In 1963, the Jewish German philosopher Hannah Arendt, Heidegger’s pupil, published her book “The banality of evil: Eichmann in Jerusalem”, after having been a reporter for the “New Yorker” journal in Jerusalem, where the historical trial of Adolf Eichmann, who had been captured in Argentina, was held.
Arendt’s thought is revolutionary under many aspects, to the point that it almost seemed offensive to some Jewish communities:
«The trouble with the Eichmann case was that there were many men like him and they were neither perverse nor sadistic, instead they were, and they are, terribly normal. From the perspective of our legal institutions and our ethical canons, this commonness is scarier than all of the atrocities put together».
A still-today-discussed thought which describes the “architect of holocaust” (so Eichmann was nicknamed) as an absolutely mediocre, ordinary, almost insignificant, not intelligent nor particularly wicked, and surprisingly devoid-of-dialogue-with-his-own-consciousness man
In Arendt’s opinion evil is not monstrous, it is not demoniac, behind it there is no depth, but only nothingness; it can’t be radical in as much as it is completely rootless, but only extreme, absolute, not traceable on a human measure.

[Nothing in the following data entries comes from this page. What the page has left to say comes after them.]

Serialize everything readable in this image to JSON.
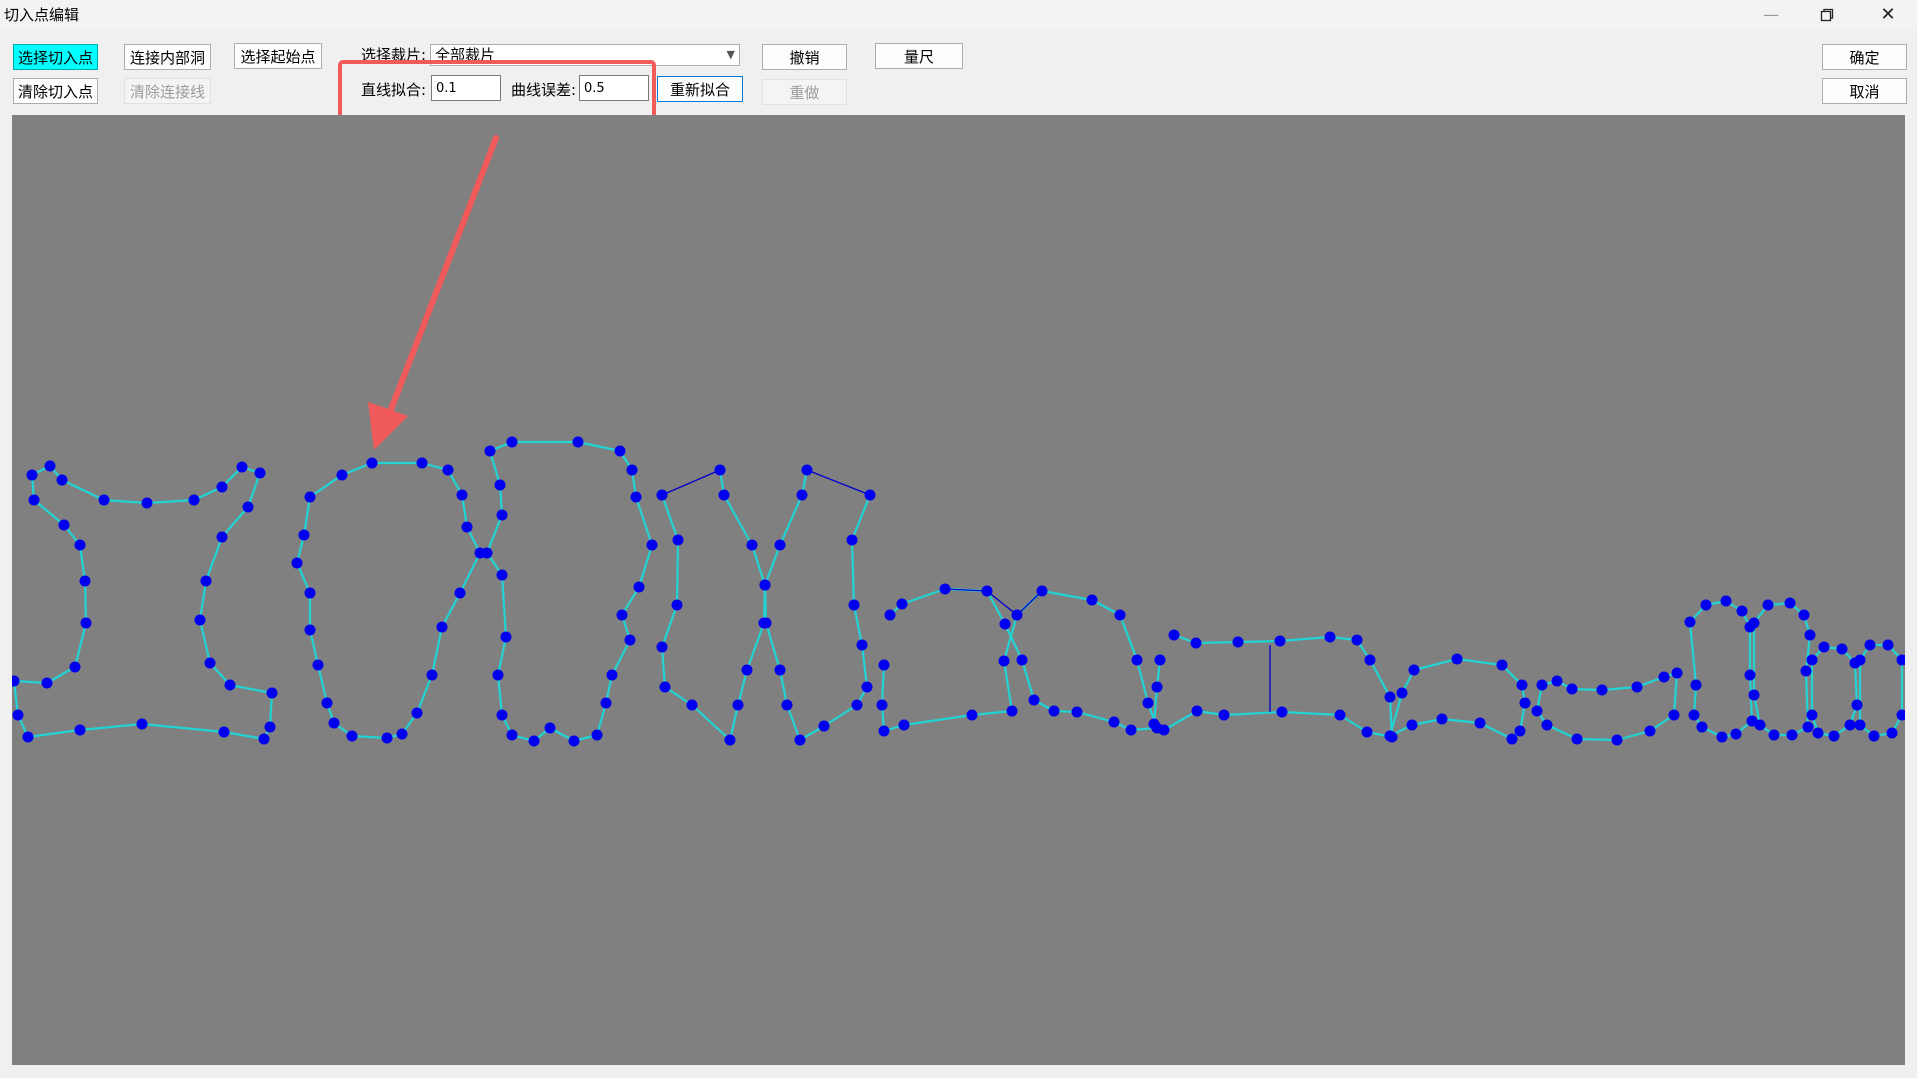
{
  "window": {
    "title": "切入点编辑"
  },
  "toolbar": {
    "select_cut_point": "选择切入点",
    "clear_cut_point": "清除切入点",
    "connect_inner_hole": "连接内部洞",
    "clear_connect_line": "清除连接线",
    "select_start_point": "选择起始点",
    "select_piece_label": "选择裁片:",
    "select_piece_value": "全部裁片",
    "line_fit_label": "直线拟合:",
    "line_fit_value": "0.1",
    "curve_error_label": "曲线误差:",
    "curve_error_value": "0.5",
    "refit": "重新拟合",
    "undo": "撤销",
    "redo": "重做",
    "ruler": "量尺",
    "ok": "确定",
    "cancel": "取消"
  },
  "colors": {
    "active_button": "#00ffff",
    "canvas_bg": "#808080",
    "curve": "#22d3d3",
    "point": "#0000ee",
    "line": "#0000cc",
    "annotation": "#f05a5a"
  },
  "icons": {
    "minimize": "minimize-icon",
    "restore": "restore-icon",
    "close": "close-icon",
    "dropdown": "chevron-down-icon"
  }
}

Evil is devoid of thought, reason, and it is not an expression of a person, but the complete denial of it, and it is accomplished by “unaware volunteers”, people who refuse to think
Evil is devoid of thought, reason, and it is not an expression of a person, but the complete denial of it, and it is accomplished by “unaware volunteers”, people who refuse to think. Here it is, evil is absence of thought, absence of that dialogue that the soul entertains with itself, and Eichmann turned out to be the mirror of the absolute banality of evil, as much as devoid of thought, soul and being.

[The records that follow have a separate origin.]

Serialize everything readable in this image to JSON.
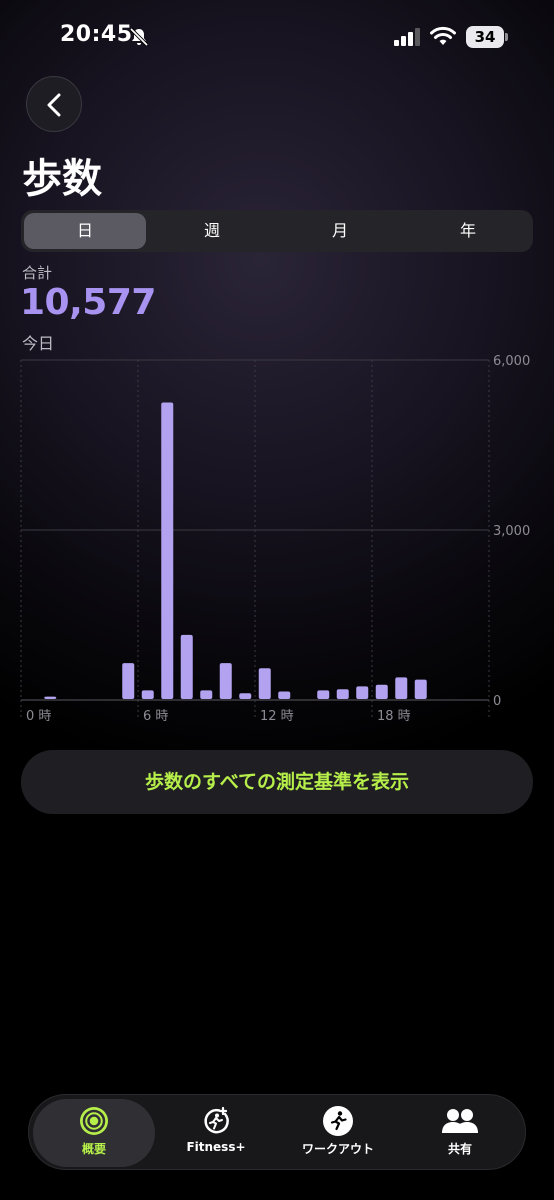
{
  "status": {
    "time": "20:45",
    "battery": "34"
  },
  "title": "歩数",
  "segments": [
    "日",
    "週",
    "月",
    "年"
  ],
  "selected_segment": "日",
  "summary": {
    "total_label": "合計",
    "total_value": "10,577",
    "period": "今日"
  },
  "colors": {
    "accent": "#a894f0",
    "bar": "#b3a2f0",
    "action": "#b7ef4a"
  },
  "chart_data": {
    "type": "bar",
    "categories": [
      "0",
      "1",
      "2",
      "3",
      "4",
      "5",
      "6",
      "7",
      "8",
      "9",
      "10",
      "11",
      "12",
      "13",
      "14",
      "15",
      "16",
      "17",
      "18",
      "19",
      "20",
      "21",
      "22",
      "23"
    ],
    "values": [
      0,
      60,
      0,
      0,
      0,
      650,
      170,
      5250,
      1150,
      170,
      650,
      120,
      560,
      150,
      0,
      170,
      190,
      240,
      270,
      400,
      360,
      0,
      0,
      0
    ],
    "x_ticks": [
      "0 時",
      "6 時",
      "12 時",
      "18 時"
    ],
    "y_ticks": [
      "0",
      "3,000",
      "6,000"
    ],
    "ylim": [
      0,
      6000
    ],
    "grid": true
  },
  "action_button": "歩数のすべての測定基準を表示",
  "tabs": [
    {
      "label": "概要",
      "icon": "activity-rings-icon"
    },
    {
      "label": "Fitness+",
      "icon": "fitness-plus-icon"
    },
    {
      "label": "ワークアウト",
      "icon": "workout-runner-icon"
    },
    {
      "label": "共有",
      "icon": "sharing-people-icon"
    }
  ]
}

The disturbing and unsettling underlying idea which has caused so much discussion and outrage between Jewish intellectuals, is not that monsters are hiding among us, but that all of us, depending on the circumstances, can become monsters
An idea that, more than indignant, should raise new questions for each of us, much more important than the banal and reassuring answers of which we are too often satisfied.
A good question is much better than many answers!